Planning Day 2-4: Set high level goals
Based on the learnings from the last goal cycle your senior management team should set the next cycles high level goal.
Again give yourself good time to discus what good goals are and have a realistic idea of how they should be accomplished.
This does not need to take all day for 3 days but if the top management team meets daily to discuss and then have a day to think things over or check in with their team it creates much more thoughtful goals.
On the last day the next cycles high-level objectives and their key results should be decided and with a top level executive personally responsible for each one. This should then be shared with the entire organization.
Planning Day 5-10: Break goals down to bite-sized actionable to-dos
Once the top objectives and their key results have been set, it is time for the individual departments and teams to figure out how they can best contribute.
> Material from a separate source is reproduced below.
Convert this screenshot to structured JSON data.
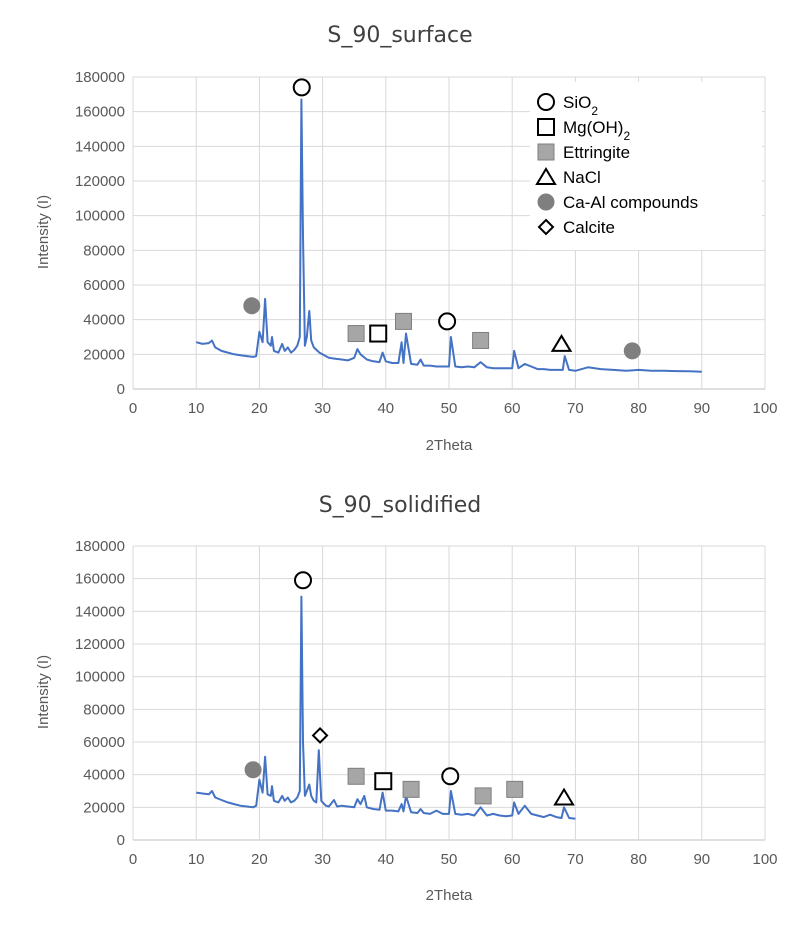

Since each key result is owned by top level executive they will take that to their teams and recursively decide upon the OKRs and actionable tasks they need to get done to achieve that key result.
This is then done recursively by leaders in the organization down to the individual contributor level. At the individual contributor level it is important they you have a mix of both key results but also actionable tasks that brings concrete change tied to those key results. Otherwise you don't have a plan of how to get there.
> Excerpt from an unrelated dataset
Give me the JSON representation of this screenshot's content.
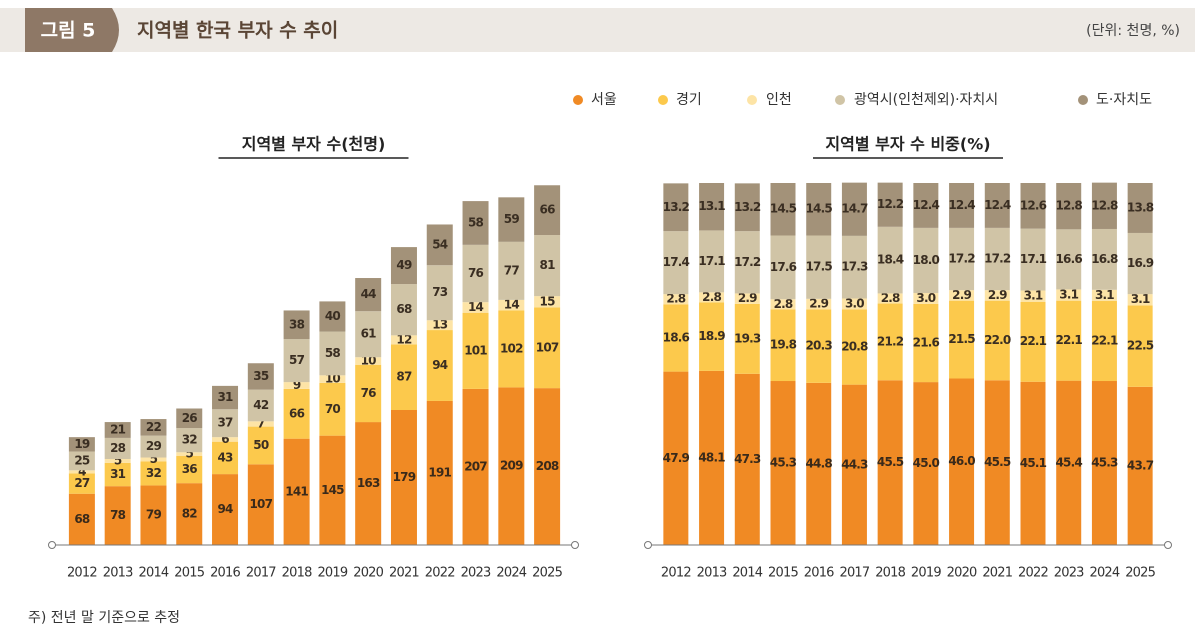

Execute and follow through
After the planing phase everyone now have a clear idea of what they need to do in order for the entire company to achieve their goals.
The only job for leaders from here on is to support their teams in actually getting things done. As a leader you should at least weekly check in on your team members progress and help where needed.
An important thing to note here is that you should not interrupt them or have a weekly status meeting if this is not needed. Systems like Workjoy are designed for you to know exactly where your team is without interrupting.
Make OKRs easy to work with
This is where most OKR implementations fail. They live in separate systems far from the individual contributors daily life.
This next section is super biased but one of the reasons we build Workjoy is exactly because we were tired of this exact problem.
If you want to succeed with any goal setting you need to use a system that:
Your employees use every day. Otherwise they will forget your OKRs in the day-to-day work schedule. This leads to fatigue in the organization and a feeling that OKS are "just not working for us" but the fact is just that you have failed to make it easy. So no spread sheets and no external systems will work.
Is combined with the actual tasks. A classical mistake is using a system just for goals that doesn't also function as your day to day task manager. This detaches your OKRs from the actual work and hinders progress.
Is designed for the individual contributor. Most goal systems are build for managers and reporting - not for actually making progress. No wonder leaders find it hard to implement when the system is cumbersome for employees to use.
OKR success is all about constantly having them top of mind and easy to work with.
OKRs are an effective tool for aligning a organization but they need to be integrated into the day to day activities to work.
To do this you must
Work in fixed rhythm so goal settings and execution is predictable for employees even if your goals change.
Spend way more time planning than you think you need. This is where you actually do your job as a leader.
Help your team execute on their OKRs by getting things out of their way and implement a system that makes OKRs easy to work with for them.